I didn’t want the moment to end, so I proposed building some tents for them to take their ease. But I didn’t know what I was saying. We had no materials to make tents. The words were barely out of my mouth when thunder crashed around us, and as the thunder died away, I heard a whispered voice, as quiet as a heartbeat. Maybe it was in my heart. The voice said, “This is my Son, the Beloved, with whom I am well pleased. Listen to him.”

I fell to the ground in fear, but then Jesus was there, lifting me up and telling me not to be afraid. The dazzling light had faded from his face, and I wondered in that moment if I had imagined the whole thing. But James and John and heard and seen everything I had. It wasn’t a dream or a hallucination. It was a vision.

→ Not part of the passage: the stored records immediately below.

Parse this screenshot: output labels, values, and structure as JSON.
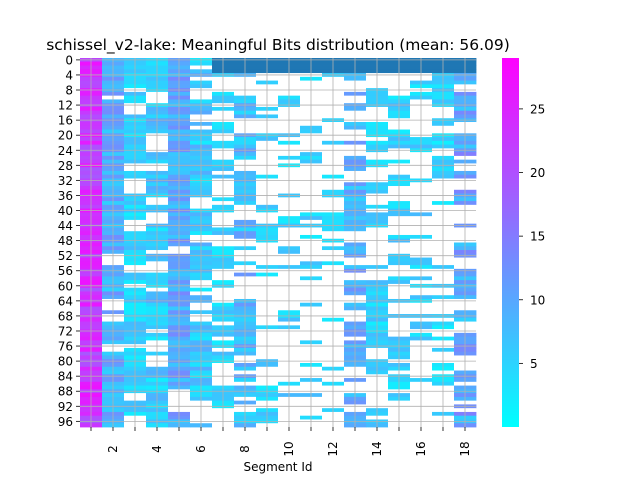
{
  "chart_data": {
    "type": "heatmap",
    "title": "schissel_v2-lake: Meaningful Bits distribution (mean: 56.09)",
    "xlabel": "Segment Id",
    "ylabel": "",
    "x_tick_labels": [
      "2",
      "4",
      "6",
      "8",
      "10",
      "12",
      "14",
      "16",
      "18"
    ],
    "x_tick_values": [
      2,
      4,
      6,
      8,
      10,
      12,
      14,
      16,
      18
    ],
    "y_tick_labels": [
      "0",
      "4",
      "8",
      "12",
      "16",
      "20",
      "24",
      "28",
      "32",
      "36",
      "40",
      "44",
      "48",
      "52",
      "56",
      "60",
      "64",
      "68",
      "72",
      "76",
      "80",
      "84",
      "88",
      "92",
      "96"
    ],
    "y_tick_values": [
      0,
      4,
      8,
      12,
      16,
      20,
      24,
      28,
      32,
      36,
      40,
      44,
      48,
      52,
      56,
      60,
      64,
      68,
      72,
      76,
      80,
      84,
      88,
      92,
      96
    ],
    "columns": 18,
    "rows": 98,
    "colorbar": {
      "min": 0,
      "max": 29,
      "ticks": [
        5,
        10,
        15,
        20,
        25
      ],
      "colormap": [
        "#00ffff",
        "#ff00ff"
      ]
    },
    "blank_color": "#ffffff",
    "special_band": {
      "rows": [
        0,
        3
      ],
      "columns": [
        7,
        18
      ],
      "color": "#1f77b4"
    },
    "column_profiles": [
      {
        "segment": 1,
        "base": 23,
        "spread": 4,
        "fill": 1.0
      },
      {
        "segment": 2,
        "base": 9,
        "spread": 4,
        "fill": 0.95
      },
      {
        "segment": 3,
        "base": 5,
        "spread": 3,
        "fill": 0.85
      },
      {
        "segment": 4,
        "base": 6,
        "spread": 4,
        "fill": 0.9
      },
      {
        "segment": 5,
        "base": 10,
        "spread": 4,
        "fill": 0.97
      },
      {
        "segment": 6,
        "base": 6,
        "spread": 4,
        "fill": 0.85
      },
      {
        "segment": 7,
        "base": 5,
        "spread": 3,
        "fill": 0.65
      },
      {
        "segment": 8,
        "base": 8,
        "spread": 4,
        "fill": 0.8
      },
      {
        "segment": 9,
        "base": 5,
        "spread": 3,
        "fill": 0.55
      },
      {
        "segment": 10,
        "base": 5,
        "spread": 3,
        "fill": 0.3
      },
      {
        "segment": 11,
        "base": 5,
        "spread": 3,
        "fill": 0.3
      },
      {
        "segment": 12,
        "base": 4,
        "spread": 2,
        "fill": 0.35
      },
      {
        "segment": 13,
        "base": 9,
        "spread": 4,
        "fill": 0.8
      },
      {
        "segment": 14,
        "base": 5,
        "spread": 3,
        "fill": 0.7
      },
      {
        "segment": 15,
        "base": 5,
        "spread": 3,
        "fill": 0.65
      },
      {
        "segment": 16,
        "base": 5,
        "spread": 3,
        "fill": 0.45
      },
      {
        "segment": 17,
        "base": 4,
        "spread": 3,
        "fill": 0.6
      },
      {
        "segment": 18,
        "base": 10,
        "spread": 5,
        "fill": 0.85
      }
    ]
  }
}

That’s a funny word, isn’t it? Vision. We use it to talk about the sense of sight, our vision, what our eyes actually see. And we use it to talk about what we want to see, what we hope will come to pass, what our hard work and planning and deepest desires and God’s call on our lives mingle to create. A Vision.

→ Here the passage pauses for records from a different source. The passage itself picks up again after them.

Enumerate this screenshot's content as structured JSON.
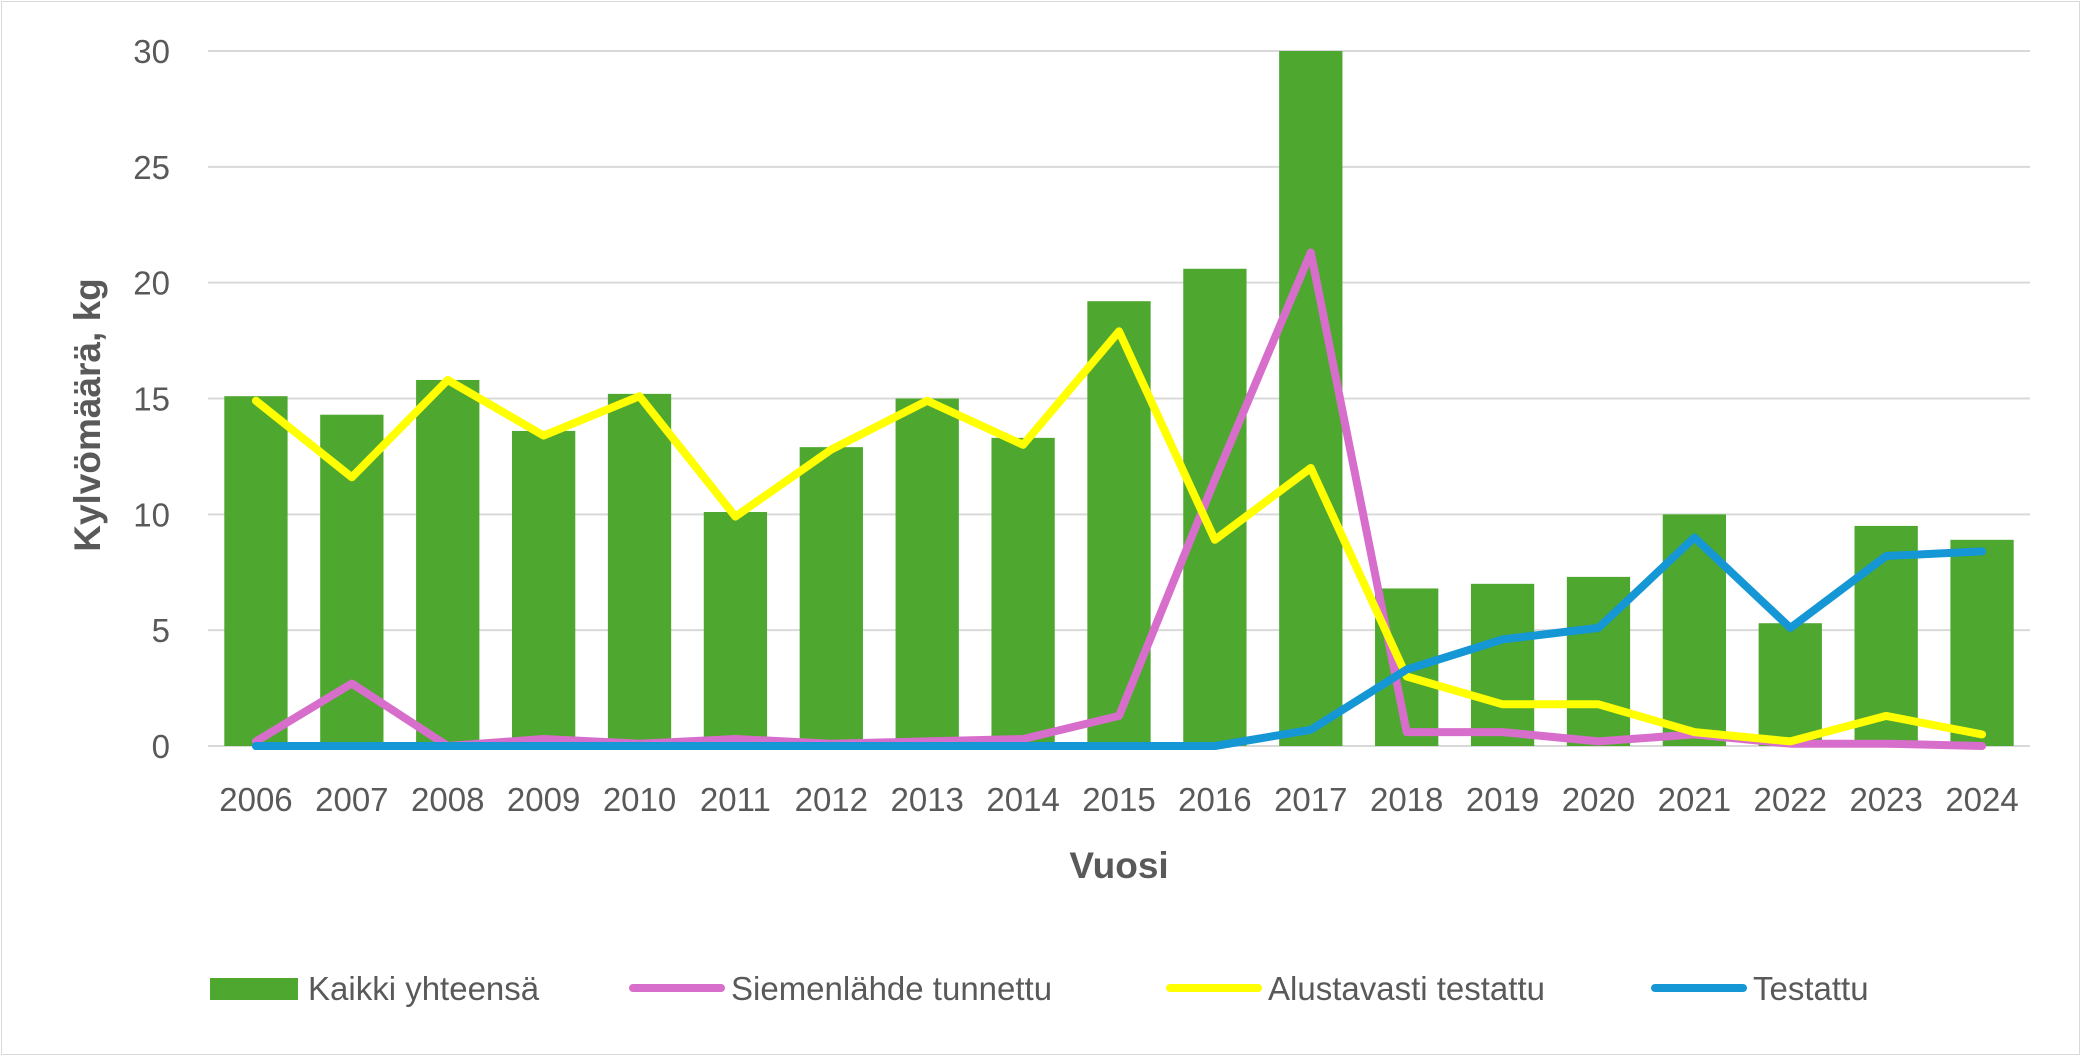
{
  "chart_data": {
    "type": "bar",
    "title": "",
    "xlabel": "Vuosi",
    "ylabel": "Kylvömäärä, kg",
    "ylim": [
      0,
      30
    ],
    "yticks": [
      "0",
      "5",
      "10",
      "15",
      "20",
      "25",
      "30"
    ],
    "grid": true,
    "legend": "bottom",
    "categories": [
      "2006",
      "2007",
      "2008",
      "2009",
      "2010",
      "2011",
      "2012",
      "2013",
      "2014",
      "2015",
      "2016",
      "2017",
      "2018",
      "2019",
      "2020",
      "2021",
      "2022",
      "2023",
      "2024"
    ],
    "bar_series": {
      "name": "Kaikki yhteensä",
      "color": "#4ea72e",
      "values": [
        15.1,
        14.3,
        15.8,
        13.6,
        15.2,
        10.1,
        12.9,
        15.0,
        13.3,
        19.2,
        20.6,
        30.0,
        6.8,
        7.0,
        7.3,
        10.0,
        5.3,
        9.5,
        8.9
      ]
    },
    "line_series": [
      {
        "name": "Siemenlähde tunnettu",
        "color": "#d86ecc",
        "values": [
          0.2,
          2.7,
          0.0,
          0.3,
          0.1,
          0.3,
          0.1,
          0.2,
          0.3,
          1.3,
          11.5,
          21.3,
          0.6,
          0.6,
          0.2,
          0.5,
          0.1,
          0.1,
          0.0
        ]
      },
      {
        "name": "Alustavasti testattu",
        "color": "#ffff00",
        "values": [
          14.9,
          11.6,
          15.8,
          13.4,
          15.1,
          9.9,
          12.8,
          14.9,
          13.0,
          17.9,
          8.9,
          12.0,
          3.0,
          1.8,
          1.8,
          0.6,
          0.2,
          1.3,
          0.5
        ]
      },
      {
        "name": "Testattu",
        "color": "#1597d6",
        "values": [
          0,
          0,
          0,
          0,
          0,
          0,
          0,
          0,
          0,
          0,
          0,
          0.7,
          3.3,
          4.6,
          5.1,
          9.0,
          5.1,
          8.2,
          8.4
        ]
      }
    ]
  }
}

I’ve relived this memory so many times over the years, and the skeptical part of me always tries to convince the rest of me that it didn’t happen the way I remember. That we were tired out by the hike and dehydrated or whatever. But the rest of me stitches this memory into all my other ones, and I recognize what the Vision is, this Vision I want to tell you all about today.

The question hinges around what changed the day on the mountain. Was it Jesus? Did he actually change his appearance so that he shone like the sun? I don’t think so. Jesus is the same yesterday, today, and forever. So, if he didn’t change in that moment, what did? It was my eyes, my vision. On that mountaintop, I saw him the way God saw him, as a luminous being, full of light, the Beloved of God. God gave me the gift of transfigured eyes, eyes that could see as God sees.

I’ve spent the rest of my life trying not to isolate this gift only to when I find myself on mountaintops. I try to remember that God gave me this gift to use all the time, this gift of seeing as God sees. And so I try to use it every day. I look at the person I am with, and I try to remember to see them through God’s eyes, just as I saw Jesus that day on the mountain. And on the rare day I do remember to do it, the person I am with is just as luminous, just as full of light, as Jesus was. They, too, are the Beloved of God.

Looking at you now, I see through the gift of transfigured eyes. You are God’s Beloved, and so is everyone else. That’s the Vision I have – to make a world in which everyone feels like God’s Beloved, is treated like God’s Beloved, is embraced as God’s Beloved, each and every person and all of God’s creation full of the luminous love of God. That’s the world I see in my Vision, and it’s the one my eyes long to behold. I won’t live long enough to see it this side of paradise, but that won’t stop me from working for it. You, young ones, probably won’t see it fully realized either. But that cannot stop you from practicing to see with those transfigured eyes, to see the reality of God’s belovedness radiating out from every corner of creation.

So, the next time you go walking with Jesus – and he’s there, I believe that to be true, walking hand in hand or one step ahead…the next time you go walking with Jesus, look out at this world with eyes that see the grandeur of God. See as God’s sees, belovedness everywhere you look.

One thought on “The Vision

  1. Thank you, Adam, for this lovely meditation on yesterday’s Gospel reading. I hope to be able to see belovedness everywhere.